I'm aware that SRAM is 3-6x less dense, but it isn't uncommon these days to see people with >3x the DRAM they need, so this doesn't strike me as a terribly convincing justification.
I'm also aware that $/GB is insanely high for on-CPU SRAM, but that would also be the case for on-CPU DRAM, which is why DRAM is typically put on a separate die so that its process can be optimized independently. Does the SRAM process just not optimize as well? Does it have insane power/heat requirements? What goes wrong?
Or (puts on tinfoil hat) is JEDEC full of people who design DRAM memory controllers for a living?

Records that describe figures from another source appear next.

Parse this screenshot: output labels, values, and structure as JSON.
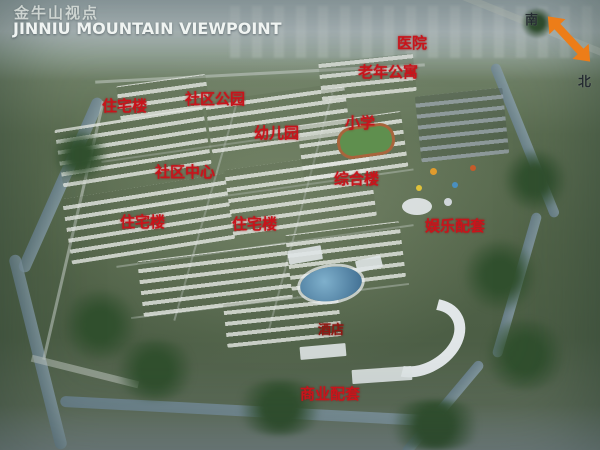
{
  "title": {
    "zh": "金牛山视点",
    "en": "JINNIU MOUNTAIN VIEWPOINT"
  },
  "compass": {
    "south_label": "南",
    "north_label": "北"
  },
  "map_labels": [
    {
      "id": "hospital",
      "text": "医院"
    },
    {
      "id": "senior-apartments",
      "text": "老年公寓"
    },
    {
      "id": "residential-building-1",
      "text": "住宅楼"
    },
    {
      "id": "community-park",
      "text": "社区公园"
    },
    {
      "id": "kindergarten",
      "text": "幼儿园"
    },
    {
      "id": "primary-school",
      "text": "小学"
    },
    {
      "id": "community-center",
      "text": "社区中心"
    },
    {
      "id": "complex-building",
      "text": "综合楼"
    },
    {
      "id": "residential-building-2",
      "text": "住宅楼"
    },
    {
      "id": "residential-building-3",
      "text": "住宅楼"
    },
    {
      "id": "entertainment-facilities",
      "text": "娱乐配套"
    },
    {
      "id": "hotel",
      "text": "酒店"
    },
    {
      "id": "commercial-facilities",
      "text": "商业配套"
    }
  ],
  "colors": {
    "label_red": "#c8141b",
    "arrow_orange": "#ed7d18",
    "title_white": "#f0f4f2",
    "sky_haze": "#b6c0c3",
    "terrain_green": "#516348",
    "water_blue": "#7b93a4"
  }
}
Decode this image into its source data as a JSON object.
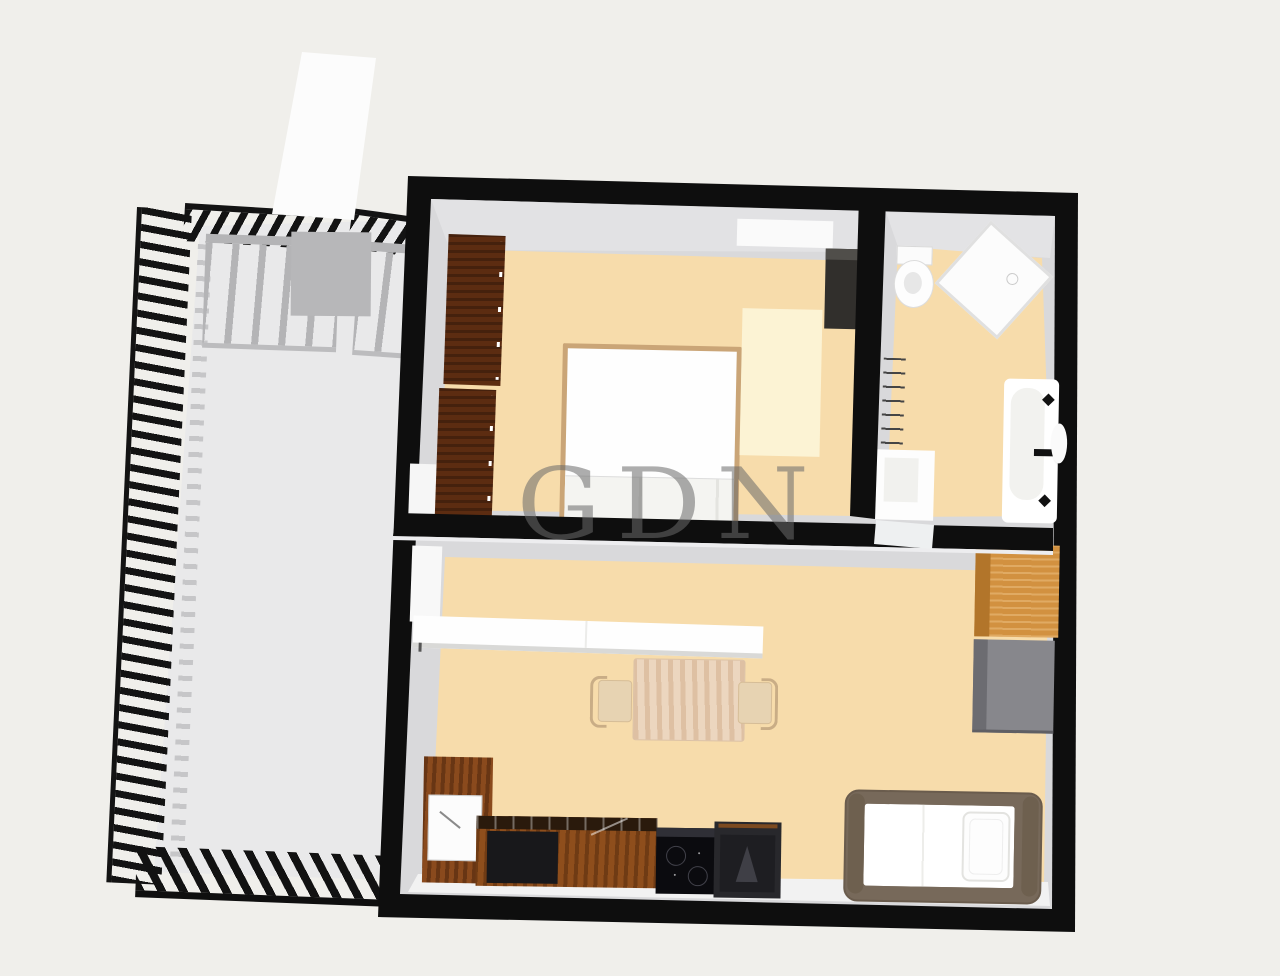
{
  "watermark": {
    "text": "GDN",
    "color": "rgba(105,105,105,0.55)"
  },
  "palette": {
    "bg": "#f0efeb",
    "wall": "#0e0e0e",
    "floor": "#f7dcab",
    "terraceFloor": "#e9e9ea",
    "innerFace": "#d9d9db",
    "faceLight": "#f2f2f2",
    "railGray": "#b4b4b6",
    "planterGray": "#b7b7b9",
    "rampWhite": "#fcfcfc",
    "woodDark": "#5c2c11",
    "woodKitchen": "#8a4a1d",
    "counterTop": "#2a1a0c",
    "applianceBlackPanel": "#18181b",
    "cooktopBlack": "#0b0b0f",
    "ovenDark": "#28282c",
    "orangeCabinet": "#d29140",
    "orangeCabinetSide": "#b2752a",
    "grayCabinet": "#87878c",
    "grayCabinetSide": "#6c6c71",
    "bedFrameTan": "#caa577",
    "singleBedFrame": "#77695a",
    "rugCream": "#fcf3d4",
    "tableWood": "#ecd6bf",
    "chairWood": "#e7d3b2",
    "darkCabinetBedroom": "#312f2c",
    "whiteFurniture": "#fdfdfd"
  }
}
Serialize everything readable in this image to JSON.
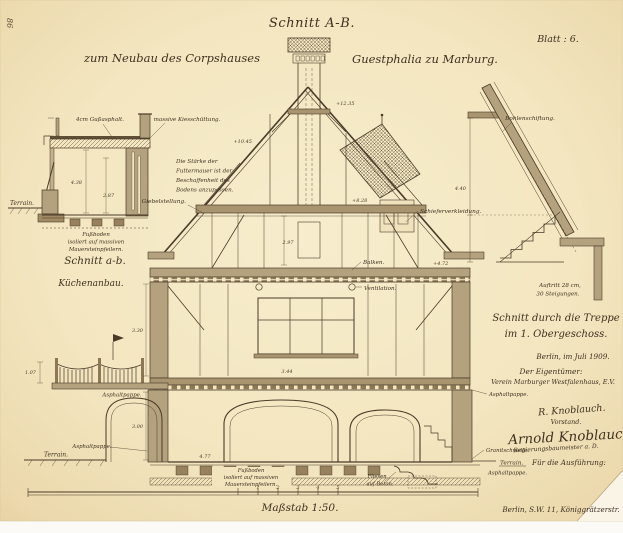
{
  "header": {
    "title": "Schnitt A-B.",
    "sheet": "Blatt : 6.",
    "project_left": "zum Neubau des Corpshauses",
    "project_right": "Guestphalia zu Marburg."
  },
  "stamp": "86",
  "kitchen_detail": {
    "title": "Schnitt a-b.",
    "subtitle": "Küchenanbau.",
    "gussasphalt": "4cm Gußasphalt.",
    "kies": "massive Kiesschüttung.",
    "note": [
      "Die Stärke der",
      "Futtermauer ist der",
      "Beschaffenheit des",
      "Bodens anzupassen."
    ],
    "terrain": "Terrain.",
    "floor_note": [
      "Fußboden",
      "isoliert auf massiven",
      "Mauersteinpfeilern."
    ]
  },
  "main_section": {
    "giebelstellung": "Giebelstellung.",
    "balken": "Balken.",
    "ventilation": "Ventilation.",
    "schiefer": "Schieferverkleidung.",
    "fliesen": [
      "Fliesen",
      "auf Beton."
    ],
    "floor_note": [
      "Fußboden",
      "isoliert auf massiven",
      "Mauersteinpfeilern."
    ],
    "asphalt_fence": "Asphaltpappe.",
    "asphalt_left": "Asphaltpappe.",
    "terrain_left": "Terrain.",
    "asphalt_right": "Asphaltpappe.",
    "granitschwelle": "Granitschwelle.",
    "terrain_right": "Terrain.",
    "asphalt_right2": "Asphaltpappe."
  },
  "stair_detail": {
    "bohlenschiftung": "Bohlenschiftung.",
    "auftritt": [
      "Auftritt 28 cm,",
      "30 Steigungen."
    ],
    "title": [
      "Schnitt durch die Treppe",
      "im 1. Obergeschoss."
    ]
  },
  "title_block": {
    "date": "Berlin, im Juli 1909.",
    "owner_heading": "Der Eigentümer:",
    "owner": "Verein Marburger Westfalenhaus, E.V.",
    "signature1": "R. Knoblauch.",
    "signature1_role": "Vorstand.",
    "signature2": "Arnold Knoblauch",
    "signature2_role": "Regierungsbaumeister a. D.",
    "execution": "Für die Ausführung:",
    "address": "Berlin, S.W. 11, Königgrätzerstr."
  },
  "scale": {
    "label": "Maßstab 1:50.",
    "ticks": [
      "1",
      "2",
      "3",
      "4",
      "5"
    ]
  },
  "dimensions": [
    "+12.35",
    "+10.45",
    "+8.28",
    "+4.72",
    "2.97",
    "3.44",
    "3.30",
    "3.00",
    "4.38",
    "2.87",
    "4.40",
    "4.77",
    "1.07"
  ]
}
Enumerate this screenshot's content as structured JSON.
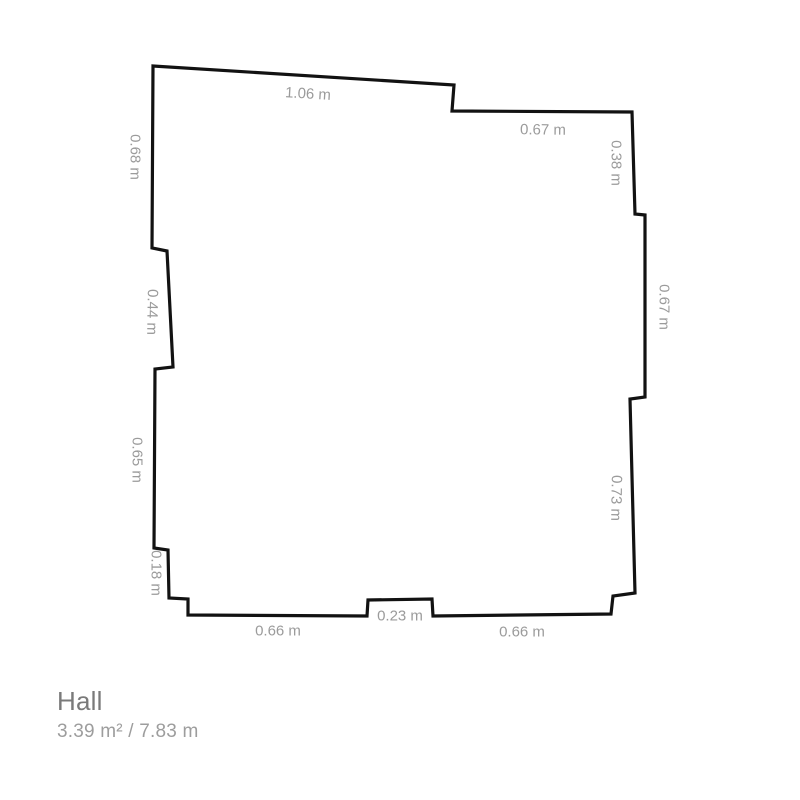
{
  "colors": {
    "background": "#ffffff",
    "wall": "#121212",
    "dimension_label": "#9b9b9b",
    "room_name": "#7a7a7a",
    "room_stats": "#9d9d9d"
  },
  "floorplan": {
    "unit": "m",
    "stroke_width": 3.2,
    "vertices": [
      [
        153,
        66
      ],
      [
        454,
        85
      ],
      [
        452,
        111
      ],
      [
        632,
        112
      ],
      [
        635,
        214
      ],
      [
        645,
        215
      ],
      [
        645,
        397
      ],
      [
        630,
        399
      ],
      [
        635,
        593
      ],
      [
        613,
        596
      ],
      [
        611,
        614
      ],
      [
        433,
        616
      ],
      [
        432,
        599
      ],
      [
        368,
        600
      ],
      [
        367,
        616
      ],
      [
        188,
        615
      ],
      [
        188,
        599
      ],
      [
        169,
        598
      ],
      [
        168,
        550
      ],
      [
        154,
        548
      ],
      [
        155,
        369
      ],
      [
        173,
        367
      ],
      [
        167,
        251
      ],
      [
        152,
        248
      ]
    ],
    "dimensions": [
      {
        "label": "1.06 m",
        "x": 308,
        "y": 94,
        "rotation": 3.5
      },
      {
        "label": "0.67 m",
        "x": 543,
        "y": 130,
        "rotation": 0.5
      },
      {
        "label": "0.38 m",
        "x": 616,
        "y": 163,
        "rotation": 90
      },
      {
        "label": "0.67 m",
        "x": 664,
        "y": 307,
        "rotation": 90
      },
      {
        "label": "0.73 m",
        "x": 616,
        "y": 498,
        "rotation": 91
      },
      {
        "label": "0.66 m",
        "x": 522,
        "y": 632,
        "rotation": 0
      },
      {
        "label": "0.23 m",
        "x": 400,
        "y": 616,
        "rotation": 0
      },
      {
        "label": "0.66 m",
        "x": 278,
        "y": 631,
        "rotation": 0
      },
      {
        "label": "0.18 m",
        "x": 156,
        "y": 573,
        "rotation": 90
      },
      {
        "label": "0.65 m",
        "x": 137,
        "y": 460,
        "rotation": 90
      },
      {
        "label": "0.44 m",
        "x": 152,
        "y": 312,
        "rotation": 91
      },
      {
        "label": "0.68 m",
        "x": 135,
        "y": 157,
        "rotation": 90
      }
    ]
  },
  "room": {
    "name": "Hall",
    "area": "3.39 m²",
    "perimeter": "7.83 m",
    "stats": "3.39 m² / 7.83 m"
  }
}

Preventing a single virtual memory access (particuarly from a spinning disk) is worth an enormous speed up of the mean access time.
http://www.sisoftware.co.uk/?d=qa&f=mem_hsw
L1: 4 clocks <-- SRAM
L2: 12 clocks <-- SRAM
L3: 36 clocks <-- SRAM
L4: 136 clocks (55ns) <-- eDRAM
DRAM: 193 clocks (80ns) <-- off-die DRAM
Clock: 2.5GHz (dynamic overclocking was disabled)
5cm travel: 1 clock
With SRAM you just have to open the right gate, whereas with DRAM you have to precharge the bitlines, open the word line, wait for the tiny signal to amplify up to logic level, and only then do you get to read it out. Worse, you need tons of logic to re-order memory access to take advantage of multiple accesses on the same word line or that can happen simultaneously in different banks. And you need to refresh each word line periodically, which requires even more logic. There is a reason why the memory controller (not the cache, the controller) is a huge chunk of the die roughly the size of 2 cores!If we assume that L3 and L4 have similar management overhead then this all takes ~100 clock cycles in the comparison above, which dominates the other costs even if we disregard savings due to simpler logic in off-die SRAM (which, when combined with travel time, accounts for 60 cycles).

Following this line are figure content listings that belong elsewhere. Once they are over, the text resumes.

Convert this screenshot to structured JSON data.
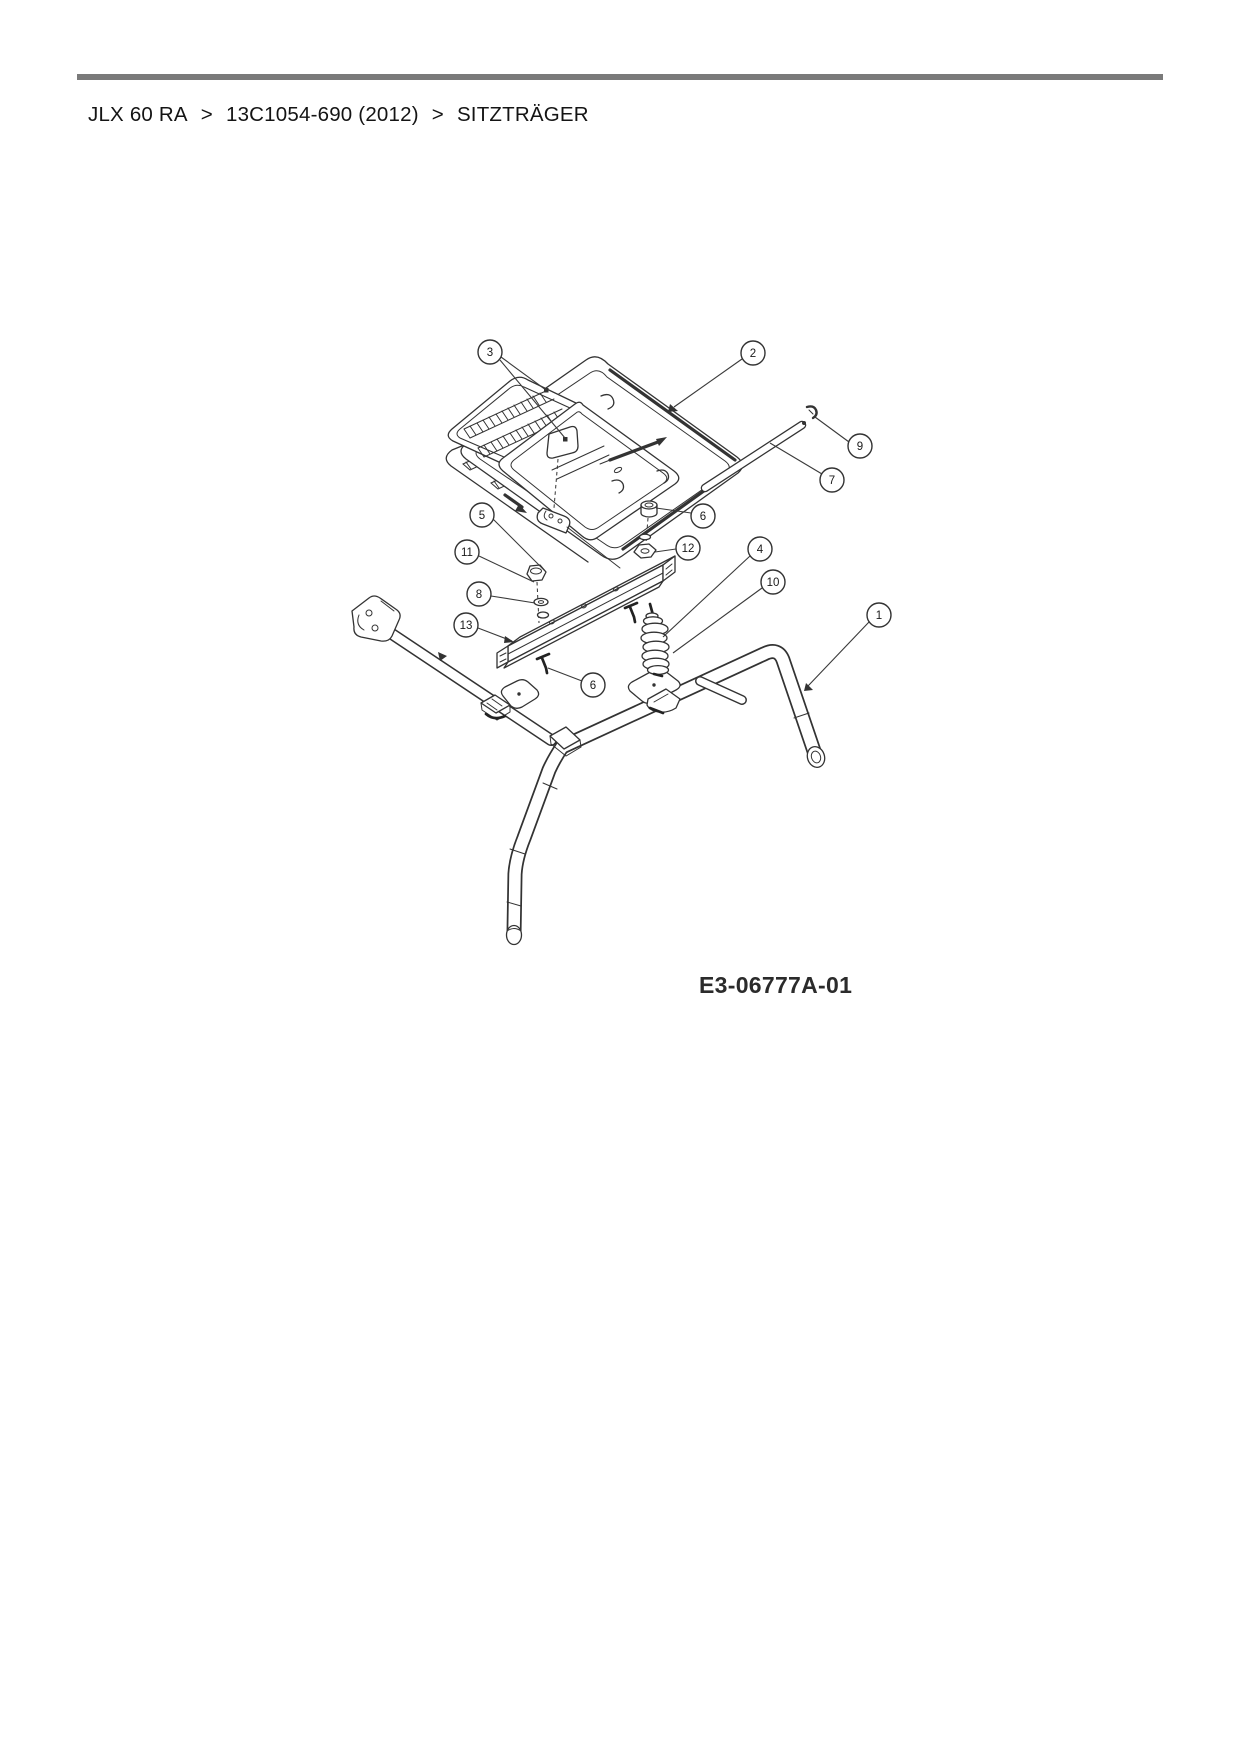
{
  "breadcrumb": {
    "model": "JLX 60 RA",
    "separator1": ">",
    "part_number": "13C1054-690 (2012)",
    "separator2": ">",
    "section": "SITZTRÄGER"
  },
  "diagram": {
    "code": "E3-06777A-01",
    "callouts": [
      {
        "label": "1"
      },
      {
        "label": "2"
      },
      {
        "label": "3"
      },
      {
        "label": "4"
      },
      {
        "label": "5"
      },
      {
        "label": "6"
      },
      {
        "label": "6"
      },
      {
        "label": "7"
      },
      {
        "label": "8"
      },
      {
        "label": "9"
      },
      {
        "label": "10"
      },
      {
        "label": "11"
      },
      {
        "label": "12"
      },
      {
        "label": "13"
      }
    ]
  },
  "colors": {
    "line": "#333333",
    "rule": "#7a7a7a",
    "background": "#ffffff"
  }
}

I still don't understand why off-die SRAM isn't sensible.
But I think the real reason SRAM is not used is because it's trapped in an expensive/low-volume local maximum and there's not enough demand to push it into a cheaper/high-volume state. Caches actually work pretty well.
From that point of view, when the array is large enough, the particular technology you adopt has only minor influence on the access time.